Once the meeting began I noticed the look on the counselors face change very quickly, the more she tried to talk to them the more obvious it became to me that I really didn’t even need to chime in, she was getting the message loud and clear. I think we were in that half hour appointment for and hour and a half, she then excused them and kept me behind to chat further. She apologized, she told me that things were worse than I had even made them out to be and that I was right in not wanting to be part of their lives. She continued to tell me that she was impressed by the amount of maturity I showed in everything and especially with them over the past hour. Basically she told me I was not a ‘troubled teen’ and I was not the crazy one!

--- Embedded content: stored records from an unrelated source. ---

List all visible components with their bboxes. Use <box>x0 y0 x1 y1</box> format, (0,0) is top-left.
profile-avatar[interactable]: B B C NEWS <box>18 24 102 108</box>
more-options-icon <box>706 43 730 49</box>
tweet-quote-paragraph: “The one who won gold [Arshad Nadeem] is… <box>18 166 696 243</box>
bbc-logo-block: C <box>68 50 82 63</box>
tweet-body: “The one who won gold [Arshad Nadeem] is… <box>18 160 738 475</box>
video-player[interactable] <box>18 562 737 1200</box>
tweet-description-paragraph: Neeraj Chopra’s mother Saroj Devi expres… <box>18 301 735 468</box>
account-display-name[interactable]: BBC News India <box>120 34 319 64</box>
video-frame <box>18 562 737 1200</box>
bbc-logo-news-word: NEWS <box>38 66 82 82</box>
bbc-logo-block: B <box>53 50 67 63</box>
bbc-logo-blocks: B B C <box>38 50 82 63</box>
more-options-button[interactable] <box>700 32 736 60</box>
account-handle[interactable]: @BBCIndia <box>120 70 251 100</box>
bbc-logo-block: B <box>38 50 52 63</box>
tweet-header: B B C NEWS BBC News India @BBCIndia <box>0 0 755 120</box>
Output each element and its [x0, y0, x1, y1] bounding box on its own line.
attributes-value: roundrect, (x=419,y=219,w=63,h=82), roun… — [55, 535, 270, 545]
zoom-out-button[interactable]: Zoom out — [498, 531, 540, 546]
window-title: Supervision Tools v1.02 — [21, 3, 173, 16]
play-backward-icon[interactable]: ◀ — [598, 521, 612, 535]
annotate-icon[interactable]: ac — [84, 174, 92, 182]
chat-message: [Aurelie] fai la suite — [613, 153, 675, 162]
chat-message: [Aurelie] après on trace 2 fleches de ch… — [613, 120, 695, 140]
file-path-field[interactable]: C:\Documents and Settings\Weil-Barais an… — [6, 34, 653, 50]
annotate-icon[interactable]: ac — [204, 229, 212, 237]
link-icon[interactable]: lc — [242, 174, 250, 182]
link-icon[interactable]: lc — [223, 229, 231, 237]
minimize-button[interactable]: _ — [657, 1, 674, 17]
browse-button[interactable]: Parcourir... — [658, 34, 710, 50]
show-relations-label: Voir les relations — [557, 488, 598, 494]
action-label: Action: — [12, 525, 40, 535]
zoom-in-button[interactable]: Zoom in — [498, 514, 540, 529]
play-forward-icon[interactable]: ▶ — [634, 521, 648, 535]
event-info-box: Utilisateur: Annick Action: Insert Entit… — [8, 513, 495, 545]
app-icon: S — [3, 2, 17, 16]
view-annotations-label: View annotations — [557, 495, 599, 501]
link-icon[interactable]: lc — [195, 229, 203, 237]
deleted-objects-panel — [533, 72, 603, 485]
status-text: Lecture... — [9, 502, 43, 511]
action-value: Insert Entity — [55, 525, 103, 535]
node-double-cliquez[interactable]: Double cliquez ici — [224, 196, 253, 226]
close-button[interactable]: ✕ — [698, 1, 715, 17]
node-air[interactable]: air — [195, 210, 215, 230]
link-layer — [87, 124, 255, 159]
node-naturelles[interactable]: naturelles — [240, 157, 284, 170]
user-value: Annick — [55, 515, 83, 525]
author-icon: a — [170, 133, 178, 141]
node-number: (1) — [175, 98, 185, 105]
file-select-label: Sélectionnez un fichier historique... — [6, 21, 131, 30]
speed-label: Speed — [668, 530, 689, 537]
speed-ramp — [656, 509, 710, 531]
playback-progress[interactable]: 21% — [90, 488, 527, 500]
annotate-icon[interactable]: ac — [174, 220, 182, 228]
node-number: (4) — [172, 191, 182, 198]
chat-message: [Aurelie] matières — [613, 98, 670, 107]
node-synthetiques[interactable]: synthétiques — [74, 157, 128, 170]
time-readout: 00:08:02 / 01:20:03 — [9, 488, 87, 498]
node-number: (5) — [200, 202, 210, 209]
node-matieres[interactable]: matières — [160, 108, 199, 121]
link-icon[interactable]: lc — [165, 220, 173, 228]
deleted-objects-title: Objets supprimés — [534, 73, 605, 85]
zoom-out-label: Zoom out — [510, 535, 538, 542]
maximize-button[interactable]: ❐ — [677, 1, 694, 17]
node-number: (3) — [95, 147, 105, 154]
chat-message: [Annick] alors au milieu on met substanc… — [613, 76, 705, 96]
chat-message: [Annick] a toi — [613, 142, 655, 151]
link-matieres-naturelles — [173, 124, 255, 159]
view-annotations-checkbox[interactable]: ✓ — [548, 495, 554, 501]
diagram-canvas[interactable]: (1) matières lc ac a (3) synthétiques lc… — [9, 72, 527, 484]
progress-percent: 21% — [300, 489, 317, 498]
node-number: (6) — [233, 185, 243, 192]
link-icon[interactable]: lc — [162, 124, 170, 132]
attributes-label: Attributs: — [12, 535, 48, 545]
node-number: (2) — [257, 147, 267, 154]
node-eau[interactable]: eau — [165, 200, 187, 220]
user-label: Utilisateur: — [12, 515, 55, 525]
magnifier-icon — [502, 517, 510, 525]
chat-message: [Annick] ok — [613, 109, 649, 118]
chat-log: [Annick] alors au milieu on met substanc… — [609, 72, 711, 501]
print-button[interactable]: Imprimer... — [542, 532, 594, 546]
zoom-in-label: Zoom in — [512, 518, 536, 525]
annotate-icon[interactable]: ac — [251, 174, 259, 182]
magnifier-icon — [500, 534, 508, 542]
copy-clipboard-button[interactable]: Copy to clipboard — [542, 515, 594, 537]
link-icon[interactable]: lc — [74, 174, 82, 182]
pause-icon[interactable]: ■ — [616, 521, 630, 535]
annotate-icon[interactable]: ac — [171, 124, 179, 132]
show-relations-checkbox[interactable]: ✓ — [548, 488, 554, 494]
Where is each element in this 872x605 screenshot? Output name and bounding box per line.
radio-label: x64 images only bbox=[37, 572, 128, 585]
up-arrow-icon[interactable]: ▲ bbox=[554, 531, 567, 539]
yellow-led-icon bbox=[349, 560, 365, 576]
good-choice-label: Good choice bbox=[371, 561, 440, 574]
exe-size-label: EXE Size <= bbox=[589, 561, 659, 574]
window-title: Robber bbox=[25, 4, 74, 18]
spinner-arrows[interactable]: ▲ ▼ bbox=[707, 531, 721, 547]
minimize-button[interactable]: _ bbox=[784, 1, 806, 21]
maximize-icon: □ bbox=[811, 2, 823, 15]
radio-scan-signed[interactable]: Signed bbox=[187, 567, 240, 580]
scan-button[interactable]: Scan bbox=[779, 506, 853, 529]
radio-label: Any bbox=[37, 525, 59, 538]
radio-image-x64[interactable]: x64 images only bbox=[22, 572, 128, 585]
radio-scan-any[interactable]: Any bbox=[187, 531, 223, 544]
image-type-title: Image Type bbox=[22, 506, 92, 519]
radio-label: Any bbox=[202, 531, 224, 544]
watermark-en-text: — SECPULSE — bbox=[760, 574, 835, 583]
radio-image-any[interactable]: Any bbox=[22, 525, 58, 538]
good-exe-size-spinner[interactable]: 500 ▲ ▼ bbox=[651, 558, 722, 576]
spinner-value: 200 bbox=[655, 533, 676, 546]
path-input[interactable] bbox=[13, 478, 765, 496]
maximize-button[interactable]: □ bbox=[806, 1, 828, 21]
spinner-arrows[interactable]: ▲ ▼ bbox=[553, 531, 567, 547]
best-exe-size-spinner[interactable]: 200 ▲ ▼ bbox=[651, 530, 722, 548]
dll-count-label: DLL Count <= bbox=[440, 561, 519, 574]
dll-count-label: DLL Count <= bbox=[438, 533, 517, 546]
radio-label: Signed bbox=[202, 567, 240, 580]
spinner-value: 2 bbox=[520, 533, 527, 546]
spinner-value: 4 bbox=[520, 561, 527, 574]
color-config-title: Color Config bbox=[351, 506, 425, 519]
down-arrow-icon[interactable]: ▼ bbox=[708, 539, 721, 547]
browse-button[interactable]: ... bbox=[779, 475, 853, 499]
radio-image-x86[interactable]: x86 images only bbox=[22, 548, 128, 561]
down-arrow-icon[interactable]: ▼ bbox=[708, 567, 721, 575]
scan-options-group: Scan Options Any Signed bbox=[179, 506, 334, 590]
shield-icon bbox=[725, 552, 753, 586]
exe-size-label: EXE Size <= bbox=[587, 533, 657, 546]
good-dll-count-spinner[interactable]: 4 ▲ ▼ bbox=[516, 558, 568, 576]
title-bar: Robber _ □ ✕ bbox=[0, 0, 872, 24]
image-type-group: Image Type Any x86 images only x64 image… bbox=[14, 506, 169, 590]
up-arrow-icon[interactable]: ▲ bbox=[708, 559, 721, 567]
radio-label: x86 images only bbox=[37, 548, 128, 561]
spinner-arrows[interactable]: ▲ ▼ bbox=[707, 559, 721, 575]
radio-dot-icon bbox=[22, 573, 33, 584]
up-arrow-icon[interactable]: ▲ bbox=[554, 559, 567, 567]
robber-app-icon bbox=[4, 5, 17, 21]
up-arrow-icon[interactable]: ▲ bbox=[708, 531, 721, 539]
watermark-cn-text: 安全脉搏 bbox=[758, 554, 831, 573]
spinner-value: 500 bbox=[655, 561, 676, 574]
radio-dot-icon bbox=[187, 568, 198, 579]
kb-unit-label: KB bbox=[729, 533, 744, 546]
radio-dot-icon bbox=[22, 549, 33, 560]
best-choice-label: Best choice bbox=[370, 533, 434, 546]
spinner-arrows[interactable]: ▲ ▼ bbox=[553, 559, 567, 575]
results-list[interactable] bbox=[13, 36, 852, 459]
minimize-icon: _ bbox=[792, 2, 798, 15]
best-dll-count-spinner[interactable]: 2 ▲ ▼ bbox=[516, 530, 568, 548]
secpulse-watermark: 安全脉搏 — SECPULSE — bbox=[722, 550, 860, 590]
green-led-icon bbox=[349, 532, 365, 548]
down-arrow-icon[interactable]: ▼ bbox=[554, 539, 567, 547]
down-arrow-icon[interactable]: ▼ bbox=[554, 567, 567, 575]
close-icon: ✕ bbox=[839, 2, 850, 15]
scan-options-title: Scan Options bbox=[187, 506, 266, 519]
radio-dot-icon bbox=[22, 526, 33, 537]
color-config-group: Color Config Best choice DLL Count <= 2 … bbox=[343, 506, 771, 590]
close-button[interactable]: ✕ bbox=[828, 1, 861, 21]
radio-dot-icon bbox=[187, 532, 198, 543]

For me, that was all I needed to hear, I only had a couple of sessions after that, I very quickly stopped cutting and burning and all and decided that I was worth something after all. I was not the terrible, awful child that they were making me out to be, they were the problem not me or my attitude. It might be worth noting that no one even knew about the self harm, it was just the crazy in my mind that took me to see a counselor but I never did disclose the self harm issues. I’m not saying anyone should do that, it just so happened that for me it was situational and once I got a way out of blaming myself everything else was easy for me to stop, I’m also extremely stubborn and strong.
The smoking unfortunately took a much longer time to quit, but that too is gone and done now! 😀
The last thing I remember doing was burning, I think I was about 18. There have been times since then that the urge has shown itself but not in a very long time, years! I started getting lost in music instead, pink floyd mostly when I wanted or needed to zone out and now a days I have other methods entirely. I still love fire but I stick to the fire pit not me, and I’m very careful to not put a blade anywhere near my skin. I think once you have that addiction you don’t ever lose it entirely …. it’s like alcoholism, you don’t go and say you’re only going to have one. That never ends well.
I still listen to music and pink floyd is still my most favourite but now a days I see the coming out of the darkness side of the music not the dark despair of the past.